The fifth and sixth grade girls in my school, Springside Chestnut Hill Academy, were involved in four of iEARN's projects: Finding Solutions to Hunger
By working with partner schools from Pakistan, Taiwan, Australia, and Belarus via Skype, students had the opportunity to practice netiquette, writing skills, and communication. As a result, SCH students developed close relationships with two schools. One is the Al Ameen School in Dubai
, led by teacher/principal, Fatima Martin, and the other is the Village Charter School
in Trenton, NJ, led by Deanne McBeath. My students have learned about how food is grown and distributed in different countries, how poverty affects the foods we eat, and how to better understand the serious nature of not having enough food. Inspired by these lessons, my students have collected survey data about different ideas for developing hunger solutions, worked with the Middle School Service Board to raise money and awareness about hunger locally and globally, and held an assembly for Lower School students to share their knowledge and understanding. In Skyping with our partner schools, our students have had the opportunity to share their work, ask questions, and share thoughts with students their own age who are working toward the same goals.YouthCan
Water bottles. Plastic bags. Quick-drying cement. Chicken wire. Yes, we constructed a walled garden out of “bricks” made out of recycled plastic bags and water bottles. Our plan is to continue the construction in the fall and finish with a small solar greenhouse. While the girls earned the money for mortar, tools and plants, they spent the winter months indoors making approximately 300 bricks. In March they dug ditches, learned to mix and lay cement and mortar, and finally planted small seedlings by the end of April. The harvest in June was small, but was happily given to Chosen300, an organization feeding those in need on a daily basis in Philadelphia. In this way, Finding Solutions to Hunger works hand-in-hand with YouthCan. We were able to share our work at the international iEARN YouthCan Conference
in New York City in April.
We sent and received cards for the Chinese New Year, Christmas, Hanukkah and Kwanzaa, Valentine’s Day, Thanksgiving and New Year. The girls loved creating cards in celebration of holidays celebrated in the United States, sharing them with global classmates in countries that included Taiwan, Slovenia, Bangladesh, Australia, and the United States.
Kindred Oral History
We researched American Culture from 1912-2012 and also interviewed relatives and elder friends to find out what events influenced their lives, what they remember of childhood, and how they look back at life in other periods of their lives. We posted our final research letters, and shared our own country’s history with students conducting similar research in Pakistan and Australia.

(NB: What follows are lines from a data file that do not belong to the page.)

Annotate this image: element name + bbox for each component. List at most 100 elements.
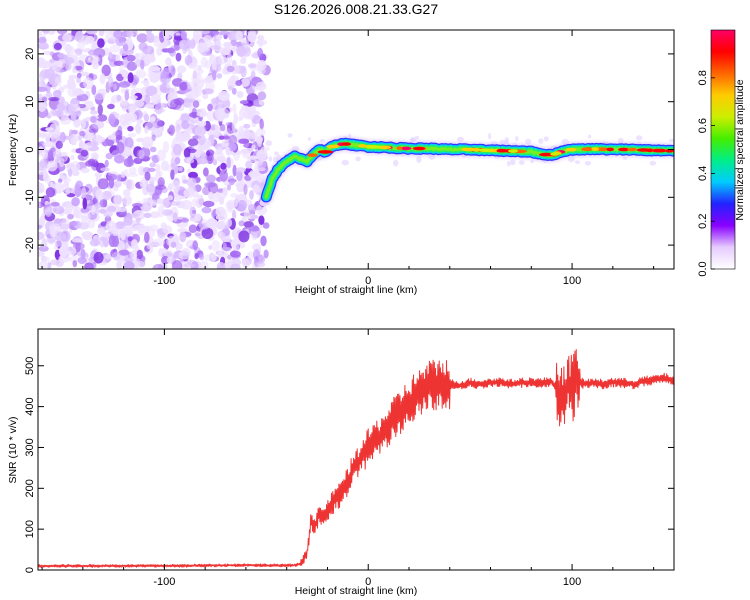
noise-blob: [229, 180, 235, 186]
noise-blob: [668, 138, 674, 143]
noise-blob: [113, 194, 123, 206]
noise-blob: [214, 124, 219, 130]
noise-blob: [238, 138, 250, 144]
noise-blob: [158, 248, 163, 257]
noise-blob: [165, 164, 173, 172]
track-peak: [606, 147, 615, 152]
track-peak: [618, 147, 629, 152]
noise-blob: [97, 103, 104, 116]
noise-blob: [144, 231, 150, 244]
noise-blob: [217, 54, 228, 65]
noise-blob: [235, 167, 246, 173]
noise-blob: [141, 136, 154, 149]
noise-blob: [101, 64, 111, 77]
noise-blob: [319, 139, 325, 143]
noise-blob: [213, 129, 220, 136]
noise-blob: [74, 186, 82, 198]
noise-blob: [525, 138, 532, 145]
noise-blob: [100, 167, 110, 172]
noise-blob: [263, 249, 269, 259]
noise-blob: [143, 113, 150, 122]
noise-blob: [195, 194, 203, 200]
noise-blob: [530, 159, 534, 164]
noise-blob: [58, 157, 65, 168]
noise-blob: [238, 230, 250, 243]
noise-blob: [258, 215, 265, 225]
noise-blob: [82, 197, 88, 210]
noise-blob: [61, 175, 69, 181]
noise-blob: [89, 239, 101, 247]
noise-blob: [136, 33, 148, 43]
noise-blob: [274, 151, 279, 156]
noise-blob: [68, 81, 77, 90]
noise-blob: [215, 206, 226, 217]
noise-blob: [147, 72, 154, 78]
noise-blob: [129, 95, 138, 100]
track-peak: [317, 150, 334, 154]
noise-blob: [58, 254, 71, 263]
noise-blob: [255, 136, 263, 144]
noise-blob: [192, 100, 200, 108]
noise-blob: [72, 89, 85, 96]
noise-blob: [239, 108, 245, 121]
noise-blob: [57, 52, 66, 59]
noise-blob: [218, 90, 230, 102]
noise-blob: [257, 160, 267, 169]
noise-blob: [102, 237, 109, 247]
noise-blob: [105, 32, 115, 41]
noise-blob: [218, 231, 226, 239]
noise-blob: [64, 43, 72, 54]
noise-blob: [149, 211, 161, 219]
noise-blob: [68, 168, 73, 177]
noise-blob: [38, 36, 47, 45]
noise-blob: [56, 102, 66, 112]
noise-blob: [252, 184, 260, 193]
noise-blob: [180, 113, 190, 123]
y-tick-label: 20: [24, 48, 36, 60]
noise-blob: [81, 187, 87, 199]
noise-blob: [40, 133, 51, 138]
noise-blob: [122, 195, 132, 207]
noise-blob: [203, 167, 209, 177]
noise-blob: [232, 164, 237, 177]
noise-blob: [76, 72, 82, 79]
noise-blob: [81, 118, 86, 129]
noise-blob: [157, 43, 166, 49]
track-peak: [550, 152, 560, 156]
noise-blob: [120, 99, 128, 106]
noise-blob: [213, 151, 225, 161]
noise-blob: [193, 85, 203, 97]
colorbar: 0.0 0.2 0.4 0.6 0.8 Normalized spectral ampl…: [697, 29, 746, 277]
noise-blob: [87, 55, 100, 64]
noise-blob: [247, 204, 257, 213]
noise-blob: [38, 224, 43, 229]
y-tick-label: 0: [24, 146, 36, 152]
noise-blob: [38, 215, 46, 228]
noise-blob: [151, 134, 156, 142]
noise-blob: [138, 149, 145, 160]
noise-blob: [116, 141, 125, 154]
noise-blob: [507, 160, 511, 167]
noise-blob: [38, 86, 48, 92]
noise-blob: [243, 123, 251, 129]
noise-blob: [156, 47, 163, 56]
noise-blob: [98, 208, 107, 214]
noise-blob: [49, 259, 61, 266]
noise-blob: [124, 258, 134, 263]
track-peak: [365, 145, 382, 149]
noise-blob: [180, 30, 188, 40]
noise-blob: [232, 209, 237, 220]
noise-blob: [178, 166, 183, 172]
noise-blob: [241, 216, 246, 222]
noise-blob: [85, 160, 94, 167]
noise-blob: [194, 232, 201, 237]
noise-blob: [38, 60, 51, 69]
noise-blob: [38, 93, 43, 101]
noise-blob: [77, 256, 87, 265]
noise-blob: [42, 96, 48, 103]
noise-blob: [126, 36, 133, 46]
noise-blob: [199, 112, 204, 118]
noise-blob: [140, 183, 147, 189]
noise-blob: [145, 121, 157, 131]
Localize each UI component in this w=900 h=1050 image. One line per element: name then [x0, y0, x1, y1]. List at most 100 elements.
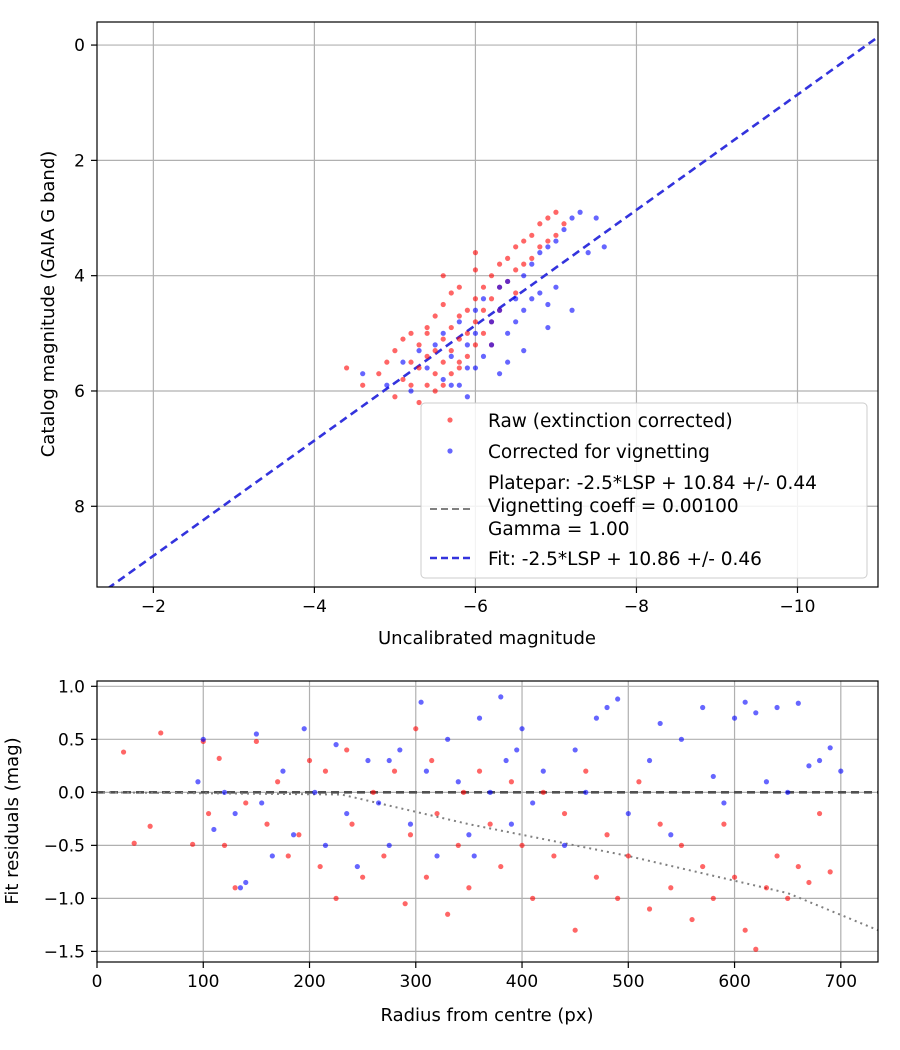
bottom-panel-residuals: 0 100 200 300 400 500 600 700 1.0 0.5 0.0 −0.5 −1.0… [2, 677, 879, 1026]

One of my favorite moments occurred following the first Skype session we had with our close partner school in Trenton. At the close of the session, I watched as our girls held their palms out to the computer screen in a gesture of good will, and the Trenton students held theirs out as well. Good-bye Partners, they called to one another.
Mary Legato Brownell teaches at Springside Chestnut Hill Academy in Philadelphia, Pennsylvania.